Zakup używanego auta nie należy do najłatwiejszych. Czytając poradniki zamieszczone w Internecie można mieć wrażenie, że wszyscy chcą cie oszukać, nie ma uczciwych sprzedających, a wszystkie samochody sprzedawane w Polsce to złomy. Jest w tym oczywiście trochę prawdy, ale nie należy przesadzać – trzeba być czujnym podczas oglądania samochodu, ale nie popadać w paranoję.
Zanim zdecydujesz się podpisać umowę o kupnie samochodu, zacznij od jego dokładnych oględzin. Po pierwsze – poproś sprzedawcę o numer VIN. Wielu zresztą umieszcza te numery już w ogłoszeniu, więc nie będziesz miał kłopotu ze sprawdzeniem. Gdy już masz numer VIN, rozkoduj go i dowiedz się, jakie dane auto miało wcześniejsze odczyty przebiegu, czy miało za sobą jakieś kolizje, ilu miało właścicieli, jakie ma wyposażenie, czy nie było zgłoszone jako kradzione, czy jeździło jako taksówka, a może było samochodem firmowym? Wszystkie te informacje możesz uzyskać na podstawie numeru VIN nie ruszając się z domu, a to oznacza, że wielu transakcji, które są dla ciebie niekorzystne możesz uniknąć.

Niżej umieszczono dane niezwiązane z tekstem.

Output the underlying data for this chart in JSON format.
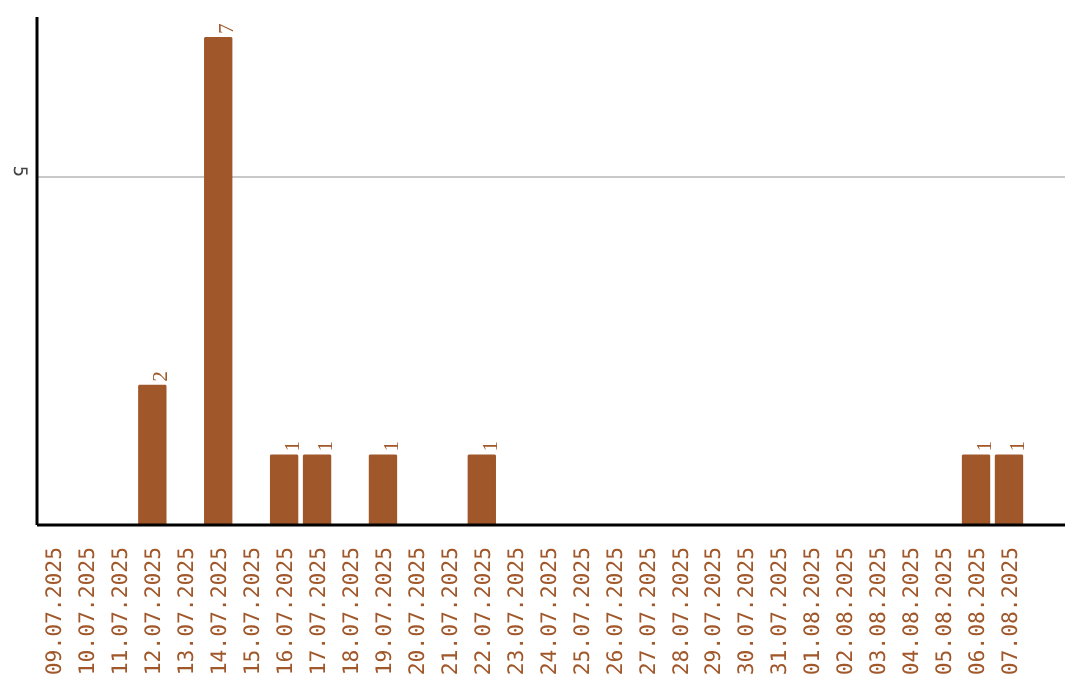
{
  "chart_data": {
    "type": "bar",
    "categories": [
      "09.07.2025",
      "10.07.2025",
      "11.07.2025",
      "12.07.2025",
      "13.07.2025",
      "14.07.2025",
      "15.07.2025",
      "16.07.2025",
      "17.07.2025",
      "18.07.2025",
      "19.07.2025",
      "20.07.2025",
      "21.07.2025",
      "22.07.2025",
      "23.07.2025",
      "24.07.2025",
      "25.07.2025",
      "26.07.2025",
      "27.07.2025",
      "28.07.2025",
      "29.07.2025",
      "30.07.2025",
      "31.07.2025",
      "01.08.2025",
      "02.08.2025",
      "03.08.2025",
      "04.08.2025",
      "05.08.2025",
      "06.08.2025",
      "07.08.2025"
    ],
    "values": [
      0,
      0,
      0,
      2,
      0,
      7,
      0,
      1,
      1,
      0,
      1,
      0,
      0,
      1,
      0,
      0,
      0,
      0,
      0,
      0,
      0,
      0,
      0,
      0,
      0,
      0,
      0,
      0,
      1,
      1
    ],
    "value_labels": [
      null,
      null,
      null,
      "2",
      null,
      "7",
      null,
      "1",
      "1",
      null,
      "1",
      null,
      null,
      "1",
      null,
      null,
      null,
      null,
      null,
      null,
      null,
      null,
      null,
      null,
      null,
      null,
      null,
      null,
      "1",
      "1"
    ],
    "color": "#a0572a",
    "ylim": [
      0,
      7.3
    ],
    "yticks": [
      5
    ],
    "grid": "y"
  }
}
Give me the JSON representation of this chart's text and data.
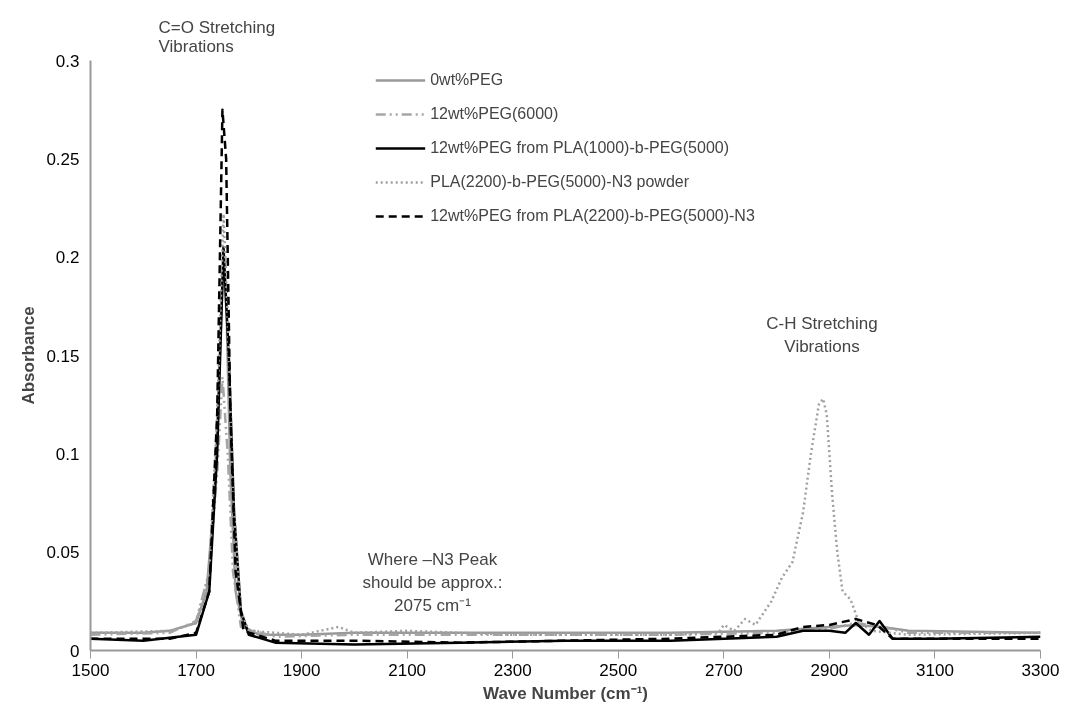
{
  "chart_data": {
    "type": "line",
    "xlabel": "Wave Number (cm⁻¹)",
    "ylabel": "Absorbance",
    "xlim": [
      1500,
      3300
    ],
    "xticks": [
      1500,
      1700,
      1900,
      2100,
      2300,
      2500,
      2700,
      2900,
      3100,
      3300
    ],
    "ylim": [
      0,
      0.3
    ],
    "yticks": [
      0,
      0.05,
      0.1,
      0.15,
      0.2,
      0.25,
      0.3
    ],
    "grid": false,
    "legend": "top",
    "marker": "none",
    "annotations": [
      "C=O Stretching\nVibrations",
      "Where –N3 Peak\nshould be approx.:\n2075 cm⁻¹",
      "C-H Stretching\nVibrations"
    ],
    "series": [
      {
        "name": "0wt%PEG",
        "color": "#999999",
        "line_style": "solid",
        "x": [
          1500,
          1600,
          1650,
          1700,
          1720,
          1735,
          1745,
          1752,
          1758,
          1765,
          1775,
          1790,
          1820,
          1900,
          2000,
          2200,
          2400,
          2600,
          2800,
          2900,
          2950,
          3000,
          3050,
          3300
        ],
        "values": [
          0.009,
          0.009,
          0.01,
          0.014,
          0.03,
          0.08,
          0.15,
          0.2,
          0.17,
          0.09,
          0.03,
          0.012,
          0.008,
          0.008,
          0.009,
          0.009,
          0.009,
          0.009,
          0.01,
          0.012,
          0.013,
          0.012,
          0.01,
          0.009
        ]
      },
      {
        "name": "12wt%PEG(6000)",
        "color": "#a6a6a6",
        "line_style": "dashdot",
        "x": [
          1500,
          1650,
          1700,
          1725,
          1740,
          1750,
          1760,
          1770,
          1785,
          1850,
          2000,
          2300,
          2600,
          2800,
          2900,
          2950,
          3000,
          3050,
          3300
        ],
        "values": [
          0.008,
          0.009,
          0.015,
          0.04,
          0.09,
          0.139,
          0.1,
          0.04,
          0.012,
          0.007,
          0.008,
          0.008,
          0.008,
          0.009,
          0.011,
          0.014,
          0.012,
          0.009,
          0.009
        ]
      },
      {
        "name": "12wt%PEG from PLA(1000)-b-PEG(5000)",
        "color": "#000000",
        "line_style": "solid",
        "x": [
          1500,
          1600,
          1700,
          1725,
          1740,
          1752,
          1762,
          1772,
          1785,
          1800,
          1850,
          2000,
          2200,
          2400,
          2600,
          2800,
          2850,
          2900,
          2930,
          2950,
          2975,
          2995,
          3020,
          3100,
          3300
        ],
        "values": [
          0.006,
          0.005,
          0.008,
          0.03,
          0.1,
          0.205,
          0.15,
          0.07,
          0.02,
          0.008,
          0.004,
          0.003,
          0.004,
          0.005,
          0.005,
          0.007,
          0.01,
          0.01,
          0.009,
          0.014,
          0.008,
          0.015,
          0.006,
          0.006,
          0.007
        ]
      },
      {
        "name": "PLA(2200)-b-PEG(5000)-N3 powder",
        "color": "#a0a0a0",
        "line_style": "dotted",
        "x": [
          1500,
          1650,
          1700,
          1725,
          1740,
          1752,
          1760,
          1770,
          1785,
          1800,
          1900,
          1970,
          2000,
          2100,
          2300,
          2600,
          2690,
          2700,
          2720,
          2740,
          2760,
          2790,
          2810,
          2830,
          2850,
          2865,
          2880,
          2888,
          2895,
          2905,
          2915,
          2925,
          2940,
          2955,
          2980,
          3050,
          3300
        ],
        "values": [
          0.009,
          0.01,
          0.014,
          0.04,
          0.12,
          0.222,
          0.17,
          0.08,
          0.02,
          0.01,
          0.008,
          0.012,
          0.009,
          0.01,
          0.008,
          0.008,
          0.009,
          0.013,
          0.01,
          0.016,
          0.013,
          0.025,
          0.037,
          0.045,
          0.07,
          0.1,
          0.125,
          0.128,
          0.12,
          0.08,
          0.05,
          0.03,
          0.026,
          0.015,
          0.01,
          0.008,
          0.009
        ]
      },
      {
        "name": "12wt%PEG from PLA(2200)-b-PEG(5000)-N3",
        "color": "#000000",
        "line_style": "dashed",
        "x": [
          1500,
          1650,
          1700,
          1725,
          1740,
          1750,
          1757,
          1765,
          1775,
          1790,
          1850,
          2000,
          2200,
          2400,
          2600,
          2800,
          2850,
          2900,
          2950,
          2990,
          3020,
          3300
        ],
        "values": [
          0.006,
          0.006,
          0.009,
          0.03,
          0.12,
          0.275,
          0.25,
          0.12,
          0.04,
          0.01,
          0.005,
          0.005,
          0.004,
          0.005,
          0.006,
          0.008,
          0.012,
          0.013,
          0.016,
          0.013,
          0.006,
          0.006
        ]
      }
    ]
  }
}
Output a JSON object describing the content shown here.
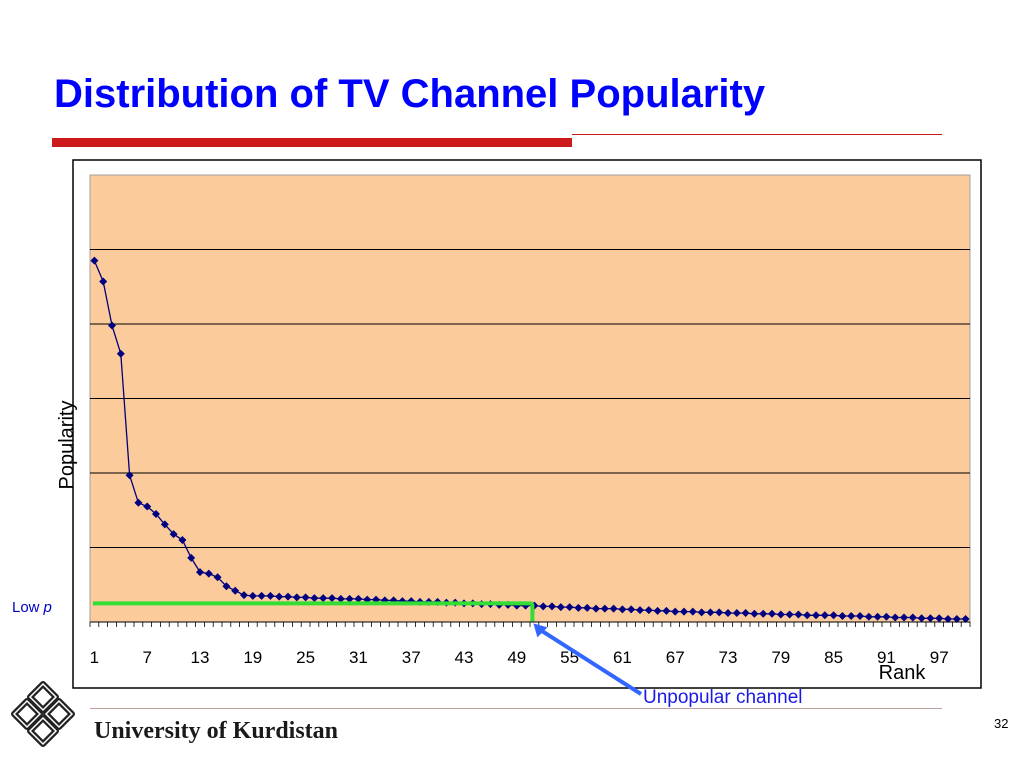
{
  "slide": {
    "title": "Distribution of TV Channel Popularity",
    "footer_name": "University of Kurdistan",
    "page_number": "32",
    "accent_color": "#CC1A1A",
    "title_color": "#0000FF",
    "logo_icon": "university-knot-logo"
  },
  "chart_data": {
    "type": "line",
    "title": "",
    "xlabel": "Rank",
    "ylabel": "Popularity",
    "x_tick_labels": [
      "1",
      "7",
      "13",
      "19",
      "25",
      "31",
      "37",
      "43",
      "49",
      "55",
      "61",
      "67",
      "73",
      "79",
      "85",
      "91",
      "97"
    ],
    "xlim": [
      1,
      100
    ],
    "ylim": [
      0,
      6
    ],
    "grid": true,
    "y_tick_labels_shown": false,
    "plot_background": "#FBCB9B",
    "series": [
      {
        "color": "#000080",
        "marker": "diamond",
        "x": [
          1,
          2,
          3,
          4,
          5,
          6,
          7,
          8,
          9,
          10,
          11,
          12,
          13,
          14,
          15,
          16,
          17,
          18,
          19,
          20,
          21,
          22,
          23,
          24,
          25,
          26,
          27,
          28,
          29,
          30,
          31,
          32,
          33,
          34,
          35,
          36,
          37,
          38,
          39,
          40,
          41,
          42,
          43,
          44,
          45,
          46,
          47,
          48,
          49,
          50,
          51,
          52,
          53,
          54,
          55,
          56,
          57,
          58,
          59,
          60,
          61,
          62,
          63,
          64,
          65,
          66,
          67,
          68,
          69,
          70,
          71,
          72,
          73,
          74,
          75,
          76,
          77,
          78,
          79,
          80,
          81,
          82,
          83,
          84,
          85,
          86,
          87,
          88,
          89,
          90,
          91,
          92,
          93,
          94,
          95,
          96,
          97,
          98,
          99,
          100
        ],
        "values": [
          4.85,
          4.57,
          3.98,
          3.6,
          1.97,
          1.6,
          1.55,
          1.45,
          1.31,
          1.18,
          1.1,
          0.86,
          0.67,
          0.65,
          0.6,
          0.48,
          0.42,
          0.36,
          0.35,
          0.35,
          0.35,
          0.34,
          0.34,
          0.33,
          0.33,
          0.32,
          0.32,
          0.32,
          0.31,
          0.31,
          0.31,
          0.3,
          0.3,
          0.29,
          0.29,
          0.28,
          0.28,
          0.27,
          0.27,
          0.27,
          0.26,
          0.26,
          0.25,
          0.25,
          0.24,
          0.24,
          0.23,
          0.23,
          0.22,
          0.22,
          0.22,
          0.21,
          0.21,
          0.2,
          0.2,
          0.19,
          0.19,
          0.18,
          0.18,
          0.18,
          0.17,
          0.17,
          0.16,
          0.16,
          0.15,
          0.15,
          0.14,
          0.14,
          0.14,
          0.13,
          0.13,
          0.13,
          0.12,
          0.12,
          0.12,
          0.11,
          0.11,
          0.11,
          0.1,
          0.1,
          0.1,
          0.09,
          0.09,
          0.09,
          0.09,
          0.08,
          0.08,
          0.08,
          0.07,
          0.07,
          0.07,
          0.06,
          0.06,
          0.06,
          0.05,
          0.05,
          0.05,
          0.04,
          0.04,
          0.04
        ]
      }
    ],
    "annotations": {
      "threshold_label": "Low",
      "threshold_symbol": "p",
      "threshold_value": 0.25,
      "threshold_end_rank": 51,
      "threshold_color": "#33DD33",
      "channel_label": "Unpopular channel",
      "channel_rank": 51,
      "channel_color": "#3366FF"
    }
  }
}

Druga sprawa to oględziny samochodu u właściciela. Obejrzyj auto dokładnie – nie tylko z zewnątrz, ale i w środku. Sprawdź, czy ma jakieś rysy, otarcia, jak wygląda tapicerka, kierownica, fotele, dźwignia zmiany biegów. Solidne otarcia będą świadczyć o dużym przebiegu samochodu. Zajrzyj także do bagażnika.
W kolejnym kroku przejedź się samochodem, który oglądasz – podczas jazdy próbnej usłyszysz, czy wszystko chodzi prawidłowo, czy silnik nie wydaje podejrzanych odgłosów. Jedź do mechanika samochodowego i poproś, by rzucił okiem pod maskę. Niech sprawdzi, w jakim stanie jest zawieszenie, układ hamulcowy, silnik, skrzynia zmiany biegów. Jeśli okaże się, że coś wymaga naprawy albo wymagać jej będzie w najbliższych miesiącach – niech mechanik powie ci, jak szacuje koszty niezbędnych napraw. Zyskasz dzięki temu argument do negocjacji cenowych.
Najgorszą rzeczą, jaką można zrobić jest kupno samochodu w ciemno, bez oglądania go, bo np. sprowadzamy samochód z zagranicy. Pamiętaj, że to duży wydatek, a takich decyzji nie warto podejmować bez dłuższego namysłu.